Early season predictions of a dry winter did not pan out, and according to the LADWP website, the snowpack has reached the level of the long-term average for April 1st – 43.8 inches of water content at Mammoth Pass.

So, what does this mean for the summer season? All areas of the Eastern Sierra absorbed more rainfall than last year. LADWP precipitation figures show Bishop through southern Inyo at well over 100% of normal for rain. Los Angeles sits at 93% of normal. Northern Mono County shows 80-plus% of normal.

In Mammoth Lakes, the Water District voted in permanent outdoor water restrictions that will hold back water use this summer.

In the Owens Valley, DWP will start pumping groundwater for export. Inyo and Los Angeles staff workers continue to meet privately over the issue of groundwater management. There is no immediate end to the talks in sight.

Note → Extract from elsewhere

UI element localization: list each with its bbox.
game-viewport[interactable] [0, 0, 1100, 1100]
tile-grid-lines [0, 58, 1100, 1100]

All of California guards water carefully with earlier threats that the Metropolitan Water District might not give all of its customers their allotted amount of water. Los Angeles is one of those customers. A court decision had earlier limited pumping from the Delta, reducing statewide supplies.

As the snow begins to melt this spring, the flows are expected to edge high in the aqueduct. The status quo amount of water will go from here to down there. Right now, Los Angeles still challenges water diversions by Valentine Reserve and Snowcreek Resorts and has reached no groundwater management plan with Inyo.